What Is Multiple Acyl-CoA Dehydrogenase Deficiency?
Multiple Acyl-CoA dehydrogenase deficiency is a rare inherited metabolic disease with gene defect causing disorder of fatty acid oxidative metabolism in mitochondria and further generating a series of clinical symptoms, which belongs to autosomal recessive genetic disease.
What Is The Cause Of Multiple Acyl-CoA Dehydrogenase Deficiency?
Mitochondrial fatty acid β oxidation is an important energy source in the human body, and electron transport flavoprotein (ETF) or flavoprotein dehydrogenase (ETFDH) is the key transporter for electron transport in the mitochondrial respiratory chain. ETFs are made up of two subunits, ETFs and ETFs.
Mutations in the genes encoding ETFA, ETFB, and ETFDH lead to blocked oxidative phosphorylation in the mitochondria, leading to disorders in the metabolism of fatty acids, branched-chain amino acids, vitamin B, and energy, and the deposition of metabolites, causing a host of symptoms.
Multiple acyl-coa DEHYDROGENASE DEFECIENCY is common in neonates.
What Is The Symptoms Of Multiple Acyl-CoA Dehydrogenase Deficiency?
There are three main types of MADD, and their respective clinical manifestations are described below.
Type Ⅰ of MADD: Neonatal onset with congenital malformations
Neonatal onset type is often fatal, can be manifested as metabolic crisis (including metabolic acidosis, hypoglycemia, hyperammonemia), multisystem involvement (hypotonia, cardiomyopathy, hepatomegaly), the excretion of a large number of fatty acids and amino acids intermediate metabolites, sweaty feet like body odor, coma, sudden death.

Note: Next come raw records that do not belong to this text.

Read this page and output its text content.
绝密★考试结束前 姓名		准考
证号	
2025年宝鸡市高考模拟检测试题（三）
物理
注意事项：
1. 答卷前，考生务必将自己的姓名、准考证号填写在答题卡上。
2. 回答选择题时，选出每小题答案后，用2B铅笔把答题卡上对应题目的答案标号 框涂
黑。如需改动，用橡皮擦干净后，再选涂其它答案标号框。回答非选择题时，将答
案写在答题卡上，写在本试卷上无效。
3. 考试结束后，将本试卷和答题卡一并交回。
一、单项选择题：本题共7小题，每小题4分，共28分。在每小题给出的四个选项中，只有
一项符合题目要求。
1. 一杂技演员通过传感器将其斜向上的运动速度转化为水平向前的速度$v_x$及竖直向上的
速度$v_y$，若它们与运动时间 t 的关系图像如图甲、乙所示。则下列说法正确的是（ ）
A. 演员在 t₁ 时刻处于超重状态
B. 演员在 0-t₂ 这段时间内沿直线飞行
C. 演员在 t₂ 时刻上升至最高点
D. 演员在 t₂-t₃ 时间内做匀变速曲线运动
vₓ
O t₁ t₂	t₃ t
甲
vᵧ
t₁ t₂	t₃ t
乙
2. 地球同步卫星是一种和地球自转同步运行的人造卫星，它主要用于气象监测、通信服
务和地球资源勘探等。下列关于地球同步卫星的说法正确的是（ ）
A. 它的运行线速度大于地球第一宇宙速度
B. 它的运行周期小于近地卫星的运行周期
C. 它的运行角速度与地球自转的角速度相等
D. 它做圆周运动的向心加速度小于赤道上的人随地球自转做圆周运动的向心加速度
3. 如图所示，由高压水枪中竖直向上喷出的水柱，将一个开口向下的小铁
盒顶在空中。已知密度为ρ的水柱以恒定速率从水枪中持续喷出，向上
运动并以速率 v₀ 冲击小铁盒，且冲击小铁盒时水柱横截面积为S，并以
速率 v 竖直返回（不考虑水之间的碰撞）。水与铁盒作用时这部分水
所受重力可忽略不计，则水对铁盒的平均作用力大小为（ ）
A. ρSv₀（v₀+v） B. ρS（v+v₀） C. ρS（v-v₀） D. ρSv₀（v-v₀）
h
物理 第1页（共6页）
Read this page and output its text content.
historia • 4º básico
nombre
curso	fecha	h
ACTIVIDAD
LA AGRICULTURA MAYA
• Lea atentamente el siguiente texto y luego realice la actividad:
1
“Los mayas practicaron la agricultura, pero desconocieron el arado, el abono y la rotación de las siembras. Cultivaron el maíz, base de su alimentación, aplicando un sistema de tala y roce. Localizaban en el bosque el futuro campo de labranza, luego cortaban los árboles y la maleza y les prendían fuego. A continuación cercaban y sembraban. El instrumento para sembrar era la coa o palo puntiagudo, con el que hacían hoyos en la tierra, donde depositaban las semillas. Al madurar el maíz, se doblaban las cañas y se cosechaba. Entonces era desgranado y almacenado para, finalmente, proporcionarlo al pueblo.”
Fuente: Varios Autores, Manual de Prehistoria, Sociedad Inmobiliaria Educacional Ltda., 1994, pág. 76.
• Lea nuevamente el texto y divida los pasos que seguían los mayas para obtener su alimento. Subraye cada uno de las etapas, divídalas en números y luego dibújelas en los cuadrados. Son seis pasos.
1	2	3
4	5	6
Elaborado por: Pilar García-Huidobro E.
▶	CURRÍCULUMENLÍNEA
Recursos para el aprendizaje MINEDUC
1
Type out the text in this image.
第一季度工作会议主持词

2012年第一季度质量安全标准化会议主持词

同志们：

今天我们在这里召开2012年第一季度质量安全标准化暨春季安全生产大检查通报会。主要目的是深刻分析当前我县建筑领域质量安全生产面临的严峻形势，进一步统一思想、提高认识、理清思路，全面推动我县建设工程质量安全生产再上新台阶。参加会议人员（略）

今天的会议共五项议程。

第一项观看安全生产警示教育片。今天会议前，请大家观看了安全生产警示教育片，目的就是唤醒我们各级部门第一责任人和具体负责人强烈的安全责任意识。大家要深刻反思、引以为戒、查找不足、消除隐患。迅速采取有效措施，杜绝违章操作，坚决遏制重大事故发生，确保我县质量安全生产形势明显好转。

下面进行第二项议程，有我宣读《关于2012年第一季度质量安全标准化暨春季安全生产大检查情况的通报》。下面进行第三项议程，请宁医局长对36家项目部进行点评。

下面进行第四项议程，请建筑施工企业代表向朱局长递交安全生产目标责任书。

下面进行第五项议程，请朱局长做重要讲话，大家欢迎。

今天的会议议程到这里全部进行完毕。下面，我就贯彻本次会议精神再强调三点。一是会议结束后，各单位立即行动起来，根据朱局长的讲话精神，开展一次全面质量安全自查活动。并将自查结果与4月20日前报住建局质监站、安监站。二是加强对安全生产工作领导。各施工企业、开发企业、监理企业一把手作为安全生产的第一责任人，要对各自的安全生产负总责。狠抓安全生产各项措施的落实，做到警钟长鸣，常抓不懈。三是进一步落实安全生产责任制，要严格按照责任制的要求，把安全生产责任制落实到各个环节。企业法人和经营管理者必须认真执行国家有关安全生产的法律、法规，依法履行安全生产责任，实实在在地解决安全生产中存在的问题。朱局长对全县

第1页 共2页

Some with congenital malformations, including enlarged polycystic kidney, bassinet foot, lower abdominal muscle loss, hypospadias and penile recurvation, hypotonia, cerebral cortex dysplasia, colloid hyperplasia and head and face deformity.
Type Ⅱ of MADD: Neonatal onset without congenital malformations
Late-onset MADD differs greatly in onset age and symptoms, and is not accompanied by congenital malformations. However, it has a lifelong risk of acute decompensated attack, which can be manifested as intermittent vomiting, dehydration, hypoglycemia, acidosis, and consciousness disorders. Infection, fever, surgery, weight loss, alcohol consumption, pregnancy, etc. can induce acute decompensated attack.
Type Ⅲ of Late-Onset MADD
The late onset was mostly accompanied by symptoms of chronic myopathy, and some of them were of vitamin B2-dependent type. The older may have hepatomegaly or lipid-depositing myopathy.
How To Check Multiple Acyl-CoA Dehydrogenase Deficiency?
The clinical diagnosis of MADD is difficult due to the high heterogeneity of its clinical manifestations.
The possibility of this disease should be considered in the clinical cases of anion gap-elevation metabolic acidosis combined with lactic acidosis, hypoketotic hypoglycemia, and hyperammonemia with the odor of sweaty feet.
We will further improve biochemical tests and imaging tests to identify metabolism and organ function, and improve plasma acyl carnitine tests and urine organic acid tests to identify abnormal fatty acid and amino acid metabolism.
Diagnosis depends on the detection of the causative gene.
How To Prevent Multiple Acyl-CoA Dehydrogenase Deficiency?
MADD is a genetic disorder that warrants prenatal genetic testing and neonatal screening for those with a clear family history. At the same time, patients should avoid infection, fever, surgery, weight loss, drinking and other stress factors in life, to avoid increasing the risk of acute attack of the disease, and should be closely monitored during pregnancy.
How To Treat Multiple Acyl-CoA Dehydrogenase Deficiency?
MADD is currently incurable but can be controlled as follows:
Acute decompensation should limit protein and fat intake, with intravenous glucose, and levocarnitine to promote the excretion of toxic metabolites, while closely monitoring heart, liver, and kidney function.
Patients with late onset muscle involvement are advised to take vitamin B2 orally for life.
Other combination therapies include avoidance of prolonged starvation, supplementation of L-carnitine when combined with carnitine deficiency, and coenzyme Q10 for patients with MADD who have an ETFDH mutation and are combined with coenzyme Q10 deficiency.
MADD prognosis varies significantly according to the different clinical types and timeliness of treatment. Most of the neonatal types have poor prognosis, high mortality, late onset and active treatment, and the prognosis is relatively good.